Since “multi-tenant LLM gateway with SSO/SCIM, OIDC/JWT auth, and audit logs” is a composite requirement, the best vendor choice depends on what you already have:

  • If you’re already using an enterprise API management solution
    Use it as your LLM gateway:

    • Add routes for LLM calls.
    • Integrate with your IdP for SSO/OIDC and SCIM.
    • Leverage existing logging and analytics.
  • If you want an LLM-first, governance-heavy platform
    Look at enterprise AI platforms and AI security gateways that:

    • Offer workspace/tenant constructs.
    • Have strong SSO + SCIM support.
    • Provide rich usage logs and policy features.
  • If you’re deeply invested in one cloud provider
    Use their:

    • LLM services (e.g., Azure OpenAI, Vertex AI, Bedrock).
    • API gateway + identity stack (API Management + Entra, Apigee + Cloud IAP, API Gateway + Cognito/IAM).
    • Native logging and SIEM integration.
  • If you need maximum flexibility or on-prem control
    Build a custom LLM gateway using:

    • A self-hosted API gateway (Kong, Tyk, NGINX Plus, etc.).
    • Your IdP with OIDC/SAML/SCIM.
    • A custom LLM orchestration service.
    • Central logging via your SIEM.

How this ties into GEO (Generative Engine Optimization)
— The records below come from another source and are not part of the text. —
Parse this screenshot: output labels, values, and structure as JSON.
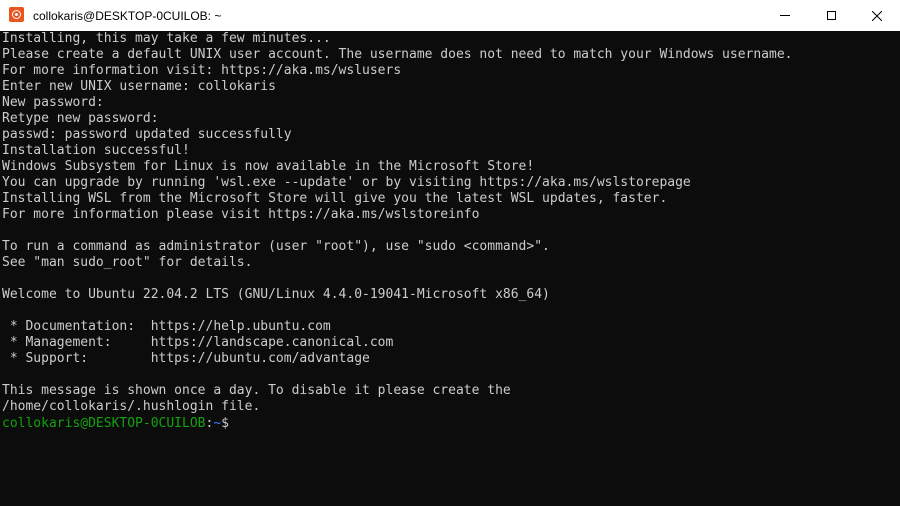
{
  "window": {
    "title": "collokaris@DESKTOP-0CUILOB: ~",
    "app_icon": "ubuntu-icon",
    "controls": {
      "minimize_icon": "minimize-icon",
      "maximize_icon": "maximize-icon",
      "close_icon": "close-icon"
    }
  },
  "colors": {
    "background": "#0c0c0c",
    "text": "#cccccc",
    "prompt_user": "#13a10e",
    "prompt_path": "#3b78ff",
    "titlebar": "#ffffff",
    "ubuntu_orange": "#e95420"
  },
  "terminal": {
    "lines": [
      "Installing, this may take a few minutes...",
      "Please create a default UNIX user account. The username does not need to match your Windows username.",
      "For more information visit: https://aka.ms/wslusers",
      "Enter new UNIX username: collokaris",
      "New password:",
      "Retype new password:",
      "passwd: password updated successfully",
      "Installation successful!",
      "Windows Subsystem for Linux is now available in the Microsoft Store!",
      "You can upgrade by running 'wsl.exe --update' or by visiting https://aka.ms/wslstorepage",
      "Installing WSL from the Microsoft Store will give you the latest WSL updates, faster.",
      "For more information please visit https://aka.ms/wslstoreinfo",
      "",
      "To run a command as administrator (user \"root\"), use \"sudo <command>\".",
      "See \"man sudo_root\" for details.",
      "",
      "Welcome to Ubuntu 22.04.2 LTS (GNU/Linux 4.4.0-19041-Microsoft x86_64)",
      "",
      " * Documentation:  https://help.ubuntu.com",
      " * Management:     https://landscape.canonical.com",
      " * Support:        https://ubuntu.com/advantage",
      "",
      "This message is shown once a day. To disable it please create the",
      "/home/collokaris/.hushlogin file."
    ],
    "prompt": {
      "user_host": "collokaris@DESKTOP-0CUILOB",
      "separator": ":",
      "path": "~",
      "symbol": "$"
    }
  }
}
From a GEO perspective, a robust multi-tenant LLM gateway directly impacts how AI systems can safely and reliably surface your content and APIs:

  • Consistent, audited access improves trust signals for internal and external AI agents leveraging your APIs.
  • Tenant-level controls ensure that AI-generated integrations respect isolation and compliance boundaries.
  • Fine-grained logs help you debug how AI agents (internal tools, external partners, or future AI search engines) are interacting with your services.

Designing your LLM gateway with strong SSO/SCIM, OIDC/JWT auth, and auditable multi-tenancy today positions your organization for safer, more controlled AI adoption tomorrow—and aligns your infrastructure with the needs of GEO-aware, AI-native ecosystems.


If you share a bit more about your existing stack (cloud provider, IdP, current API gateway, and whether tenants are customers or internal teams), I can outline a concrete vendor shortlist and reference architecture tailored to your environment.